Meanwhile, Shashi Tharoor, the parliamentarian from the project area, says that the interests of the local fishing community were taken into account based on a socio-economic impact assessment done along with an environment impact assessment study. "Remedial measures, both short-term and long-term, have been factored into the project in order to alleviate the hardships of the local fishermen," he says.
On the allegations of ecological damage, Tharoor says that the conditions laid down by the government’s green tribunal have all been adhered to in the implementation of the project.
The Comptroller and Auditor General (CAG) recently tabled a report in the Kerala Assembly stating that the Adani group will get undue profit from the port. According to CAG, at the end of 40 years from the commencement of the project, the Adani Group will walk away with Rs 29,217 crore as additional revenue.
Following the report, the Kerala government announced a judicial probe into the port agreement that was inked by the then Oommen Chandy-led Congress government with Adani Ports.
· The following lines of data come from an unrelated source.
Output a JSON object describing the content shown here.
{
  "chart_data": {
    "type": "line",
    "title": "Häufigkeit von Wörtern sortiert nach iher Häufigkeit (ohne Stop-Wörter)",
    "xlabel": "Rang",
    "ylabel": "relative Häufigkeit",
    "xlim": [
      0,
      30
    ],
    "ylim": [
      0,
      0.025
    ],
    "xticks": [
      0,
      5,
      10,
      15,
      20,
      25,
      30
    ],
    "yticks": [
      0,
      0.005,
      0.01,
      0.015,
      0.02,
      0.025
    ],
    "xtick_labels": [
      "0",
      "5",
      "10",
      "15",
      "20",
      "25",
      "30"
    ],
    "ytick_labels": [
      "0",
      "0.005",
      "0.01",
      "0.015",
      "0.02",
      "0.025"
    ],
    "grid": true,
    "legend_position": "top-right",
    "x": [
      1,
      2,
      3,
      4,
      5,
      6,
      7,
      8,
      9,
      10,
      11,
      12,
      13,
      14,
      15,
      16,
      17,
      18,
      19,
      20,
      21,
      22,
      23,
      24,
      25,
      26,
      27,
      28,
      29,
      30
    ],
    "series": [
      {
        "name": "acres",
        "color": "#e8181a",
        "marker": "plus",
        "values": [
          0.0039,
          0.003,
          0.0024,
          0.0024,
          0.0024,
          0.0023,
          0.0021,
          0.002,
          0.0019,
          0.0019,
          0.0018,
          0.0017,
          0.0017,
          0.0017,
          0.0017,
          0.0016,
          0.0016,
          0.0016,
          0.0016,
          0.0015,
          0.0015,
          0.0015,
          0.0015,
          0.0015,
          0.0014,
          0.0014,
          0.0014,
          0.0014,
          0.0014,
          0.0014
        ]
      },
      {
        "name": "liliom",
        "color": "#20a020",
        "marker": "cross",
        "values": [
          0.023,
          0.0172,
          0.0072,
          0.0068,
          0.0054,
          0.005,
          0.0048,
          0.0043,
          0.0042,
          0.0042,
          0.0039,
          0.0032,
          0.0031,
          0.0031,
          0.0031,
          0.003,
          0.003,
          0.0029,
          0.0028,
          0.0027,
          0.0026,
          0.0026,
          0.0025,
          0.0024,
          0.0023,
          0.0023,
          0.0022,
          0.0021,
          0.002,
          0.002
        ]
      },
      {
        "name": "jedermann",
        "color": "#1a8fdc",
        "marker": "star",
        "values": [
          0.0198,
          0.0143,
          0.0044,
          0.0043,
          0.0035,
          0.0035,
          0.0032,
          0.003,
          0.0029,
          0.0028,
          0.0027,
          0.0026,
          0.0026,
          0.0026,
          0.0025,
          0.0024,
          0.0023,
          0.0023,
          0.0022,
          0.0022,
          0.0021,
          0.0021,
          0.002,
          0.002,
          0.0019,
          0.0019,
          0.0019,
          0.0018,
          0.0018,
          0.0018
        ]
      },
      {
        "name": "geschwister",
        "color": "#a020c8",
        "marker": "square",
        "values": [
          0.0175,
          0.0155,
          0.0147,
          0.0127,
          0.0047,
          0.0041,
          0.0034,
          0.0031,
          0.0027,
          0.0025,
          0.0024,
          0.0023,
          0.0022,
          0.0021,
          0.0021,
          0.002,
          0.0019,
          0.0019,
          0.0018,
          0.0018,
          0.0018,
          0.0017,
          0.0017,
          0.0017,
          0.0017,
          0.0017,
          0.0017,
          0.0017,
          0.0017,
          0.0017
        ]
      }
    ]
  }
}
The cabinet has appointed retired Justice CN Ramachandran as the head of a three-member probe panel to look into the agreement.
CP John who was a member of the state planning board when the deal was signed, says that unfortunately, the current government has failed to furnish proper details to CAG and this has led to allegations that Adani will get crores of undue benefits.
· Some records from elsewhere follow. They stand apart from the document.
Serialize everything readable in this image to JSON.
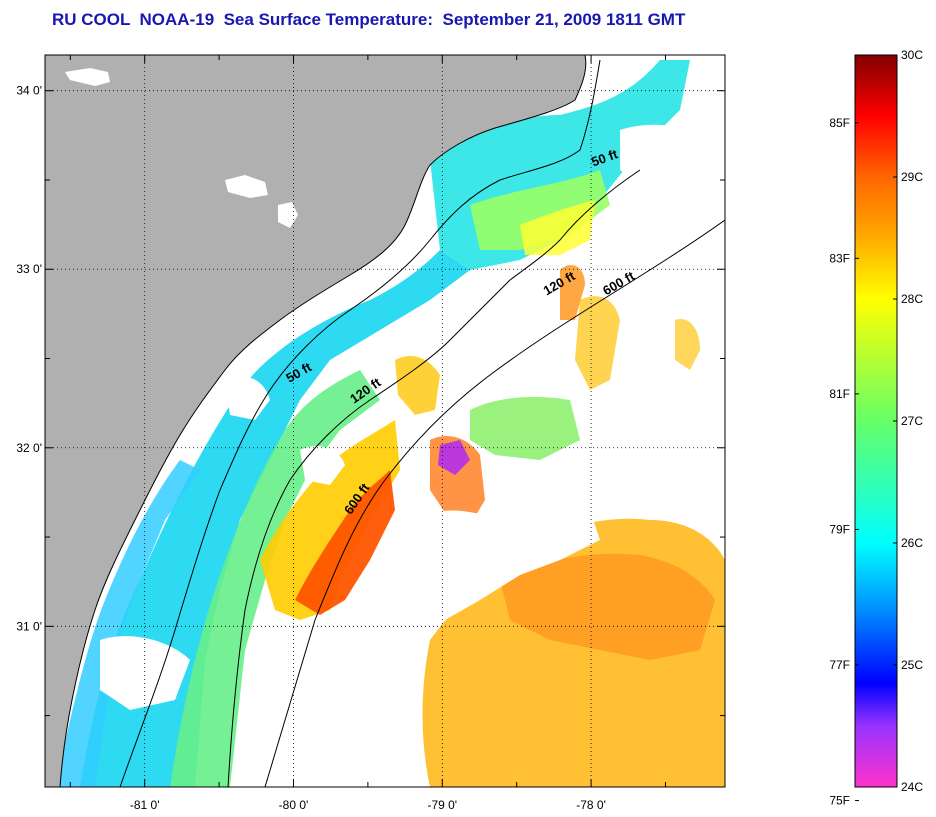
{
  "header": {
    "title": "RU COOL  NOAA-19  Sea Surface Temperature:  September 21, 2009 1811 GMT"
  },
  "map": {
    "lon_range": [
      -81.67,
      -77.1
    ],
    "lat_range": [
      30.1,
      34.2
    ],
    "lon_ticks": [
      {
        "value": -81,
        "label": "-81 0'"
      },
      {
        "value": -80,
        "label": "-80 0'"
      },
      {
        "value": -79,
        "label": "-79 0'"
      },
      {
        "value": -78,
        "label": "-78 0'"
      }
    ],
    "lat_ticks": [
      {
        "value": 34,
        "label": "34 0'"
      },
      {
        "value": 33,
        "label": "33 0'"
      },
      {
        "value": 32,
        "label": "32 0'"
      },
      {
        "value": 31,
        "label": "31 0'"
      }
    ],
    "contour_labels": [
      {
        "text": "50 ft",
        "lon": -77.9,
        "lat": 33.6
      },
      {
        "text": "120 ft",
        "lon": -78.2,
        "lat": 32.9
      },
      {
        "text": "600 ft",
        "lon": -77.8,
        "lat": 32.9
      },
      {
        "text": "50 ft",
        "lon": -79.95,
        "lat": 32.4
      },
      {
        "text": "120 ft",
        "lon": -79.5,
        "lat": 32.3
      },
      {
        "text": "600 ft",
        "lon": -79.55,
        "lat": 31.7
      }
    ],
    "colors": {
      "land": "#b0b0b0",
      "cloud": "#ffffff"
    }
  },
  "colorbar": {
    "celsius_labels": [
      {
        "value": 30,
        "label": "30C"
      },
      {
        "value": 29,
        "label": "29C"
      },
      {
        "value": 28,
        "label": "28C"
      },
      {
        "value": 27,
        "label": "27C"
      },
      {
        "value": 26,
        "label": "26C"
      },
      {
        "value": 25,
        "label": "25C"
      },
      {
        "value": 24,
        "label": "24C"
      }
    ],
    "fahrenheit_labels": [
      {
        "value": 85,
        "label": "85F"
      },
      {
        "value": 83,
        "label": "83F"
      },
      {
        "value": 81,
        "label": "81F"
      },
      {
        "value": 79,
        "label": "79F"
      },
      {
        "value": 77,
        "label": "77F"
      },
      {
        "value": 75,
        "label": "75F"
      }
    ],
    "stops": [
      {
        "c": 24.0,
        "color": "#ff33cc"
      },
      {
        "c": 24.5,
        "color": "#9933ff"
      },
      {
        "c": 24.85,
        "color": "#0000ff"
      },
      {
        "c": 25.5,
        "color": "#0099ff"
      },
      {
        "c": 26.0,
        "color": "#00ffff"
      },
      {
        "c": 27.0,
        "color": "#66ff66"
      },
      {
        "c": 28.0,
        "color": "#ffff00"
      },
      {
        "c": 28.5,
        "color": "#ffaa00"
      },
      {
        "c": 29.0,
        "color": "#ff6600"
      },
      {
        "c": 29.5,
        "color": "#ff0000"
      },
      {
        "c": 30.0,
        "color": "#800000"
      }
    ]
  }
}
"Before signing the deal, the central and state planning commissions had verified the model thoroughly and they did not found anything wrong,” says John, adding that it's not the "last development bus", but it's an important bus that Kerala cannot miss. Even when Tharoor and John hope all parties will work together to make the project a reality, the fishermen differ and are 'pessimistic'.
"As we don’t know any other jobs, we are going to die due to hunger. We have lost our coast and we will lose more. Many fish species are (already) missing. Soon, the rest will also disappear," Raju said.
Even though a mail was sent to the state port authority on the issues raised by fishermen, ecologists and environmentalists, a response was not received.